Le club compte aussi parmi ses joueurs des Cambodgiens, notamment les formateurs d'une ONG de Phnom Penh, « Kampuchea Ballop », (traduction : ballon au Cambodge) dont l'objet est d'aider les jeunes des rues à s'en sortir grâce aux valeurs du rugby et à des entraînements gratuits proposés plusieurs fois par semaine par l'association. « On essaie de se soutenir mutuellement pour maintenir le plus possible une activité rugby ici, explique Luc Guillot, avec des enjeux différents. Eux, c'est l'humanitaire ; nous c'est le développement du jeu. » Les « Rahus » ont ainsi organisé avec l'ONG une journée rugby avec plus de deux cents enfants présents et pendant laquelle certains joueurs se sont essayé au métier de coach.

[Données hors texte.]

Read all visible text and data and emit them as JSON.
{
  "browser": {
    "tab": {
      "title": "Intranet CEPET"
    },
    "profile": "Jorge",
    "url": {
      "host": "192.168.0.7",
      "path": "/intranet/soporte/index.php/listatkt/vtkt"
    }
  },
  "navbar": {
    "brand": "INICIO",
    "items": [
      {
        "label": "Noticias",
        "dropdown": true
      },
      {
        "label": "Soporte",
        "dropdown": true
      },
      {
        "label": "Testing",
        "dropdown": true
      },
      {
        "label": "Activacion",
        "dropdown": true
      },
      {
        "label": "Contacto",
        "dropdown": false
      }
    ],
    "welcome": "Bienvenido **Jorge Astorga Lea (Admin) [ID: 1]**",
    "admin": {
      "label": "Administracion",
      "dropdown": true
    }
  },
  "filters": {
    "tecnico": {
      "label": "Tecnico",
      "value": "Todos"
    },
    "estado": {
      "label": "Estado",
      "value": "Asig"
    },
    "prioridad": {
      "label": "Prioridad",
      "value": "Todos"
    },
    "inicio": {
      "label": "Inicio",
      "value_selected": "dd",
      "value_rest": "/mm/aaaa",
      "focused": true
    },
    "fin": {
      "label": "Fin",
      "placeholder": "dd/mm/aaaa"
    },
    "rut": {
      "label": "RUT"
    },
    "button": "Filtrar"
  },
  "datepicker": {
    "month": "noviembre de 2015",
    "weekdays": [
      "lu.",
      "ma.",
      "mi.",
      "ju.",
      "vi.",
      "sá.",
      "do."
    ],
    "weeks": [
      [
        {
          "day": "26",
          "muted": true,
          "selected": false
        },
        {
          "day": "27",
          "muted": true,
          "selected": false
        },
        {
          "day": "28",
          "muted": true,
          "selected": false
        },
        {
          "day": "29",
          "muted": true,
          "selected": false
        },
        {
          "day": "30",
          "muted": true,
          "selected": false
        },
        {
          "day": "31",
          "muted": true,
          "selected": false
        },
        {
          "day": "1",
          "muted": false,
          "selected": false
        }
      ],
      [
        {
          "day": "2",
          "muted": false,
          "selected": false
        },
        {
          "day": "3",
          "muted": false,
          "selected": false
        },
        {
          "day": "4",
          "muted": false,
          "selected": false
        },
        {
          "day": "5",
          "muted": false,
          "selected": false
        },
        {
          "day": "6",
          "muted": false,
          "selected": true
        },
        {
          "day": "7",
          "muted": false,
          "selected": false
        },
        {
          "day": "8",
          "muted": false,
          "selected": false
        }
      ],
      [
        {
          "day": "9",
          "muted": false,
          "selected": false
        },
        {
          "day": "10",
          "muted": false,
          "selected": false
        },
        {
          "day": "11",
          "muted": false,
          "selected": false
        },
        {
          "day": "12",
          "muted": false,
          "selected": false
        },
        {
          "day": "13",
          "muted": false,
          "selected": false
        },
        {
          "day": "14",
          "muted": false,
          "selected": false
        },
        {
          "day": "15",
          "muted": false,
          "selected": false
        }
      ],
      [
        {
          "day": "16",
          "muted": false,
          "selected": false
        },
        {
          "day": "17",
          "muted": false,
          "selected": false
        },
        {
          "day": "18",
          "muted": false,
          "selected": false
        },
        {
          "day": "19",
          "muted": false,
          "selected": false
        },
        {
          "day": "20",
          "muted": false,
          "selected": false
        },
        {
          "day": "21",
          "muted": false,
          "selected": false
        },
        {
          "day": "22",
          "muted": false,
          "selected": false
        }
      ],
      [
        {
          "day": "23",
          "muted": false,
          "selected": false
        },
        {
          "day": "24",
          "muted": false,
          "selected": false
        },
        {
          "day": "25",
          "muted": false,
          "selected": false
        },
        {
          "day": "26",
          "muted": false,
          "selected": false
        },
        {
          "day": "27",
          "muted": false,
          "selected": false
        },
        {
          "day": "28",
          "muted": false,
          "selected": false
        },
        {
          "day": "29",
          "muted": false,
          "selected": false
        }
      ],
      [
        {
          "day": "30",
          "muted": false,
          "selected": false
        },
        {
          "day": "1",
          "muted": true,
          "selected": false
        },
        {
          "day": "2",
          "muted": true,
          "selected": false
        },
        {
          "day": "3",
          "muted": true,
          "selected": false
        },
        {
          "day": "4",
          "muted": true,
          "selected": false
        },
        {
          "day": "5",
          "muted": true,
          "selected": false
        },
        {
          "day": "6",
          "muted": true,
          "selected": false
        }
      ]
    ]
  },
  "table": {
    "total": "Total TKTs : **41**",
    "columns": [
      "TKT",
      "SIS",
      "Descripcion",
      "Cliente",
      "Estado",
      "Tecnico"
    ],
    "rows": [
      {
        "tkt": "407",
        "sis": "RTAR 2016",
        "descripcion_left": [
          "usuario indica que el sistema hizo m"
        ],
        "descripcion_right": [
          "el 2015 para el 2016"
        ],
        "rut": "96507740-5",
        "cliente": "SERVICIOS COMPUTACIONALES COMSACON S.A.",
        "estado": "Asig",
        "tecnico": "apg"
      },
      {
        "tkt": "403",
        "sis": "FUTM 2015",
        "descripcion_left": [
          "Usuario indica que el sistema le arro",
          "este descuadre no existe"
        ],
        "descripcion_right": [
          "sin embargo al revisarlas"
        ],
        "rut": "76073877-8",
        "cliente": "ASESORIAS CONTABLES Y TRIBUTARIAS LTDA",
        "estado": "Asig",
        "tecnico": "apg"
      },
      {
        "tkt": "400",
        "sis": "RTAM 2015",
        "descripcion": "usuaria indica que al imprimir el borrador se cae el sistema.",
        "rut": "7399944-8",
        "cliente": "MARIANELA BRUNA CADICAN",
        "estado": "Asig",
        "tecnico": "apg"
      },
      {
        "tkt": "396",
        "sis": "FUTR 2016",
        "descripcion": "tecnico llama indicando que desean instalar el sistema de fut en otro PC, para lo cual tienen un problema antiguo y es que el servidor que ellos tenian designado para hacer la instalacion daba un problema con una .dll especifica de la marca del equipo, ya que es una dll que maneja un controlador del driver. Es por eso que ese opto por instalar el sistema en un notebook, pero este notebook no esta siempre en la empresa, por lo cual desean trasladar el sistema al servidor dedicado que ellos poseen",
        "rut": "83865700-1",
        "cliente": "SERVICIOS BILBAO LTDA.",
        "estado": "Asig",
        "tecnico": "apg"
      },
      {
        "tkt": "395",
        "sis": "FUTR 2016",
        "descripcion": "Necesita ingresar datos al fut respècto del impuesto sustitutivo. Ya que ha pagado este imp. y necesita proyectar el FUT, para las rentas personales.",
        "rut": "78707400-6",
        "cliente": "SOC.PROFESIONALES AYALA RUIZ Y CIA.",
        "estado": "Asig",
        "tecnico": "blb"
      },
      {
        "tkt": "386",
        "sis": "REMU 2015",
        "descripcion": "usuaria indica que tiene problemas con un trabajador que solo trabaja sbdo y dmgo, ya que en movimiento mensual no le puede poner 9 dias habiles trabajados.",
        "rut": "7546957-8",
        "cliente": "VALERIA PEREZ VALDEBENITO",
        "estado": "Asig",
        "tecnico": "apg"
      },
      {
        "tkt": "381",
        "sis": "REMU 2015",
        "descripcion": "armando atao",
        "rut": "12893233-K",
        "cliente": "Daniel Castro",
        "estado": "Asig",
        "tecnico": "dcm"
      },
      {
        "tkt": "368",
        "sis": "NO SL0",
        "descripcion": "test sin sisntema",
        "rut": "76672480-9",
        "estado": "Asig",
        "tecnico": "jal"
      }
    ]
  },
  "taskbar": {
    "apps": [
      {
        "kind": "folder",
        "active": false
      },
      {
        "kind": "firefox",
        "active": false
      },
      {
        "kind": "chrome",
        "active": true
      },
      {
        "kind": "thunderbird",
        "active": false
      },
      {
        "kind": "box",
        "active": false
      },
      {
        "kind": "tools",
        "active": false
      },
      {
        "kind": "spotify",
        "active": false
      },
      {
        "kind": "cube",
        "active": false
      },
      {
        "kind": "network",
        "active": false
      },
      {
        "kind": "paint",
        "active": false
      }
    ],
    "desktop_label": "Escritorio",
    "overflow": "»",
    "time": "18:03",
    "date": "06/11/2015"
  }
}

Ingénieur diplômé de l'école Supaéro, à bientôt 29 ans, Luc Guillot vit depuis près de cinq ans au Cambodge, qu'il a découvert au cours d'un stage avant de revenir s'y installer comme employé pour un distributeur de vins et spiritueux français.
« À Toulouse, le rugby faisait partie du style de vie. J'ai toujours suivi les matches mais je me suis mis à jouer vraiment sur le tard, pendant mes études d'ingénieurs. À l'Isae Supaero, on avait des coachs, des terrains et des tournois universitaires, c'était le rêve ! Je me souviens que l'équipe s'appelait le « XV des Peintres ». Tout le monde voulait essayer. », se remémore-t-il.